|Have you ever overheard criticism of yourself? Where someone says exactly what they think about you to a third party, unaware that you are in earshot.|
It’s not nice and I experienced it recently. There is the initial feeling of shock, hurt and deflation, your happy bubble has been rudely punctured,followed by what did I do wrong? Am I really a bad person? Your heart rate rises a little and you start to reassess your behaviour in relation to the person.
You may then start to consider your behaviour in relation to others, have I done wrong by them, what are they saying about me?
There maybe a retaliation, ‘Well I didn’t like them anyway, they must be sad/mad/dangerous to know”. All this happens in seconds, but for some time after there is a pendulum swinging in your head, I’m good at this, not good at that, what did I do/not do?
You keep coming back to it, what was it they said exactly, like poking a sore spot. Yes it’s still sore and like a maggot in a windfall it can eat at your self confidence. Depending on the magnitude of the comment you may forget it in minutes, but it may take hours, days or even lifetimes. You will be aware that something isn’t right with the world, the comment may disappear in the hurly burly of life, only to reappear every now and then and give you pause, pull you up short. How can you deal with it? Depending on who it was you may want to talk to the person, it may be difficult with an acquaintance possibly slightly easier with family. Although arguably you are less emotionally involved with an acquaintance so the conversation could be easier, but is it necessary, will you see them again?

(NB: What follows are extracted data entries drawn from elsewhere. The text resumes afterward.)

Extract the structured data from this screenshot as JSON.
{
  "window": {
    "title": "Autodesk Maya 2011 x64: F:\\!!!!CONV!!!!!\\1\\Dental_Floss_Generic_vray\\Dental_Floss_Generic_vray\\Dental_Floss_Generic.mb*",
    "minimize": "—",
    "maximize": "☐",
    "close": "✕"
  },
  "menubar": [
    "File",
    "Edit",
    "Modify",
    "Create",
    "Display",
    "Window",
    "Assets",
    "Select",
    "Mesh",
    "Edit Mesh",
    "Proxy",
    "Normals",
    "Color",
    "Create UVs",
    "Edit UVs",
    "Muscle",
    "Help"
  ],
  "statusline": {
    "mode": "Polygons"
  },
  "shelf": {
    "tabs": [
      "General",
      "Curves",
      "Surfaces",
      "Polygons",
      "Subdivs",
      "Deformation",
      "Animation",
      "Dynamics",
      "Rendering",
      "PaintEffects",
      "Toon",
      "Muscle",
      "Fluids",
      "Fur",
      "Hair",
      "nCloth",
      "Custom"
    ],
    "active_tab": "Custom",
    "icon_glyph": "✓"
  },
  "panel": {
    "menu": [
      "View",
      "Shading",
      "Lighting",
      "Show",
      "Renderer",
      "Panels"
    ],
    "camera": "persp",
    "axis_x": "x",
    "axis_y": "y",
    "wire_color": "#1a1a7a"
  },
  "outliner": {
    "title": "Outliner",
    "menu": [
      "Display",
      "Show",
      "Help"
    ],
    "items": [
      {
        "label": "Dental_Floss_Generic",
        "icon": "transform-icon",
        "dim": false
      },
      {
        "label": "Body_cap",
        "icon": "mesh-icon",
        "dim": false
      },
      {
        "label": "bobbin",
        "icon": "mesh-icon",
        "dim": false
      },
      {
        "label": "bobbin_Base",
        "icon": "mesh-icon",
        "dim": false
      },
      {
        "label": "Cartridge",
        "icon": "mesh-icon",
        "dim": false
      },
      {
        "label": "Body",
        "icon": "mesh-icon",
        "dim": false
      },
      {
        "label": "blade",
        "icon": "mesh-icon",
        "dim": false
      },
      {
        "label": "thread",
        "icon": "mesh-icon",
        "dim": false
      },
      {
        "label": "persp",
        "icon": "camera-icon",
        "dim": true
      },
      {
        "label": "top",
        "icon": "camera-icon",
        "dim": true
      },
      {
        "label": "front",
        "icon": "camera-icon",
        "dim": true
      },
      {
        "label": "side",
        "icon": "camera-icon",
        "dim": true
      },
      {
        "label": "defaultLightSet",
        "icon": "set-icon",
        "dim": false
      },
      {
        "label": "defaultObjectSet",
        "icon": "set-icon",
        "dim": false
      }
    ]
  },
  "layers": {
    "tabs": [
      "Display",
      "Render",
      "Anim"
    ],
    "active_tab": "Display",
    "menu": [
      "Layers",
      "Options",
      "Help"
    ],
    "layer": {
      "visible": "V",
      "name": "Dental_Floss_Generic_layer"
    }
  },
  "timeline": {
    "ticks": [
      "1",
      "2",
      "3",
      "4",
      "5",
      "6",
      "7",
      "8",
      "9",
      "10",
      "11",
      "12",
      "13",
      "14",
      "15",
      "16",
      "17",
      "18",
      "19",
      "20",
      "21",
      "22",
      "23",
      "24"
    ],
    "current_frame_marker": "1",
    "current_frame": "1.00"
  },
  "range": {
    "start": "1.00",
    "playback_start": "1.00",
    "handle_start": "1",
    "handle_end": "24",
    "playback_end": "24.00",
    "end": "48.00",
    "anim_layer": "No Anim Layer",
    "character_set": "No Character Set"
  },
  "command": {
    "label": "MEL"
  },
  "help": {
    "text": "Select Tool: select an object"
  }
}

I think having an honest look at yourself and see if there was any truth in the remarks, do you have a trusted friend that you could talk to about it?
If your self confidence has been dented remember times where you have done well, think about the people who love you and the good things you have done. Keep reminding yourself of these things.
Remember that the person probably wouldn’t have said that to your face, they may have been angry or upset for many different reasons and you may have been the final straw, try not to hate or belittle them.
Finally be kind when you talk about people, think would I say that to their face? Remember the feedback sandwich, two slices of something good to surround something that could be better.
Every philosophy I have ever read always starts with being kind, firstly to yourself and then towards everyone else. After an event like this kindness will help to ease the hurt and gradually the pain will subside. Hopefully the incident will have helped your understanding of yourself and that is always a good thing.